Description
Edgar Evans Polar Explorer
Edgar Evans was born in Middleton near Rhossili on the Gower peninsular on 7th March 1876 one of twelve children. After leaving school he worked for a short while as a courier for the Post Office in Swansea. At the age of 13 he enlisted as a cadet to the Royal Navy and later in his youth became an Able Bodied Seaman. He was a strong and fit sailor and at the age of 24 accompanied Sir Walter Falcon Scott on the 1901 – 1904 Discovery Expedition of the Antarctic. At the age of 34 and now a Petty Officer he once again joined Scott and his team on the Terra Nova expedition in an to attempt to be the first people to reach the South Pole. Petty Officer Edgar Evans was put in charge of all the essential equipment for the journey, sledges, tents, sleeping bags, ropes etc. During the summer and autumn of 1911 he was a member of the party chosen to map out Victoria Land prior to their attempt at reaching the South Pole. On the 13th January during the eleven-week journey to reach the pole Edgar sustained a nasty cut to his right hand while securing a sledge. The wound in his hand became infected and as a result, his work at pulling the sledges was hindered greatly. Scott’s team were bitterly Disappointed on reaching the South Pole as the Norwegian explorer Roald Amundsen had beaten them to it by five weeks. On the return journey Edgar, suffered badly with his wounded hand and together with a combination of bad weather, food shortage and also suffering from severe frostbite to his nose and hands became very ill. He also had a bad fall into a crevasse and injured his head making him disorientated and delusional. Edgar Evans died on February 17th 1912 probably of a brain haemorrhage sustained in the fall. Of the Robert Falcon Scott’s ill-fated expedition no one was to survive.
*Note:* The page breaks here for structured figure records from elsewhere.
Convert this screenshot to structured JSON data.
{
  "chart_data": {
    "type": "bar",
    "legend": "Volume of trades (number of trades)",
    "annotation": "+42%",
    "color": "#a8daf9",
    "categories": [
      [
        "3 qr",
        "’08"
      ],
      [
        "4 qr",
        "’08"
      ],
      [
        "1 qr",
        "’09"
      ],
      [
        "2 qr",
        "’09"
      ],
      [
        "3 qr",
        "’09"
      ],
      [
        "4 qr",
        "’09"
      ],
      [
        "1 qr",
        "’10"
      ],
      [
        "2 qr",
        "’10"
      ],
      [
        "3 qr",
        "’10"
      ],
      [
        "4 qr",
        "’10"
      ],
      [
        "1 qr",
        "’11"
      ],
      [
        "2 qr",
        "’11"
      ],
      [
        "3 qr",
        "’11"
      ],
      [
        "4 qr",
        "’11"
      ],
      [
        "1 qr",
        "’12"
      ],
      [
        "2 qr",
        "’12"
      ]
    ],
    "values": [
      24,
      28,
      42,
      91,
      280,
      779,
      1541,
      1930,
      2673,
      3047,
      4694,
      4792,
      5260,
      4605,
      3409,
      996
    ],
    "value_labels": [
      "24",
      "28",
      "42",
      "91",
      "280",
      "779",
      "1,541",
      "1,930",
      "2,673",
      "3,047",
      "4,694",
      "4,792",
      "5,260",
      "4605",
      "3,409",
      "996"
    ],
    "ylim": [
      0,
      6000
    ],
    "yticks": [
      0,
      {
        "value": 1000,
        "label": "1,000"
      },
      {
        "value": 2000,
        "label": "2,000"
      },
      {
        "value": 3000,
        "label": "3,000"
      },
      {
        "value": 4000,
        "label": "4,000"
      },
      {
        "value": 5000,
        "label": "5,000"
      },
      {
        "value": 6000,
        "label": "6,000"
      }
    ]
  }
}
A memorial plaque to Edgar Evans can be found at St Mary’s Church Rhossili, it reads.
To the GLORY OF GOD and in memory of Edgar Evans 1st Class Petty Officer,R.N., and a native of this Parish, who perished on 17th Feb 1912, when returning from the South Pole with the Southern Party of the British Expedition under the command of Captain Robert Falcon Scott, C.V.O., R.N. “To seek, to strive, to find and not to yield”.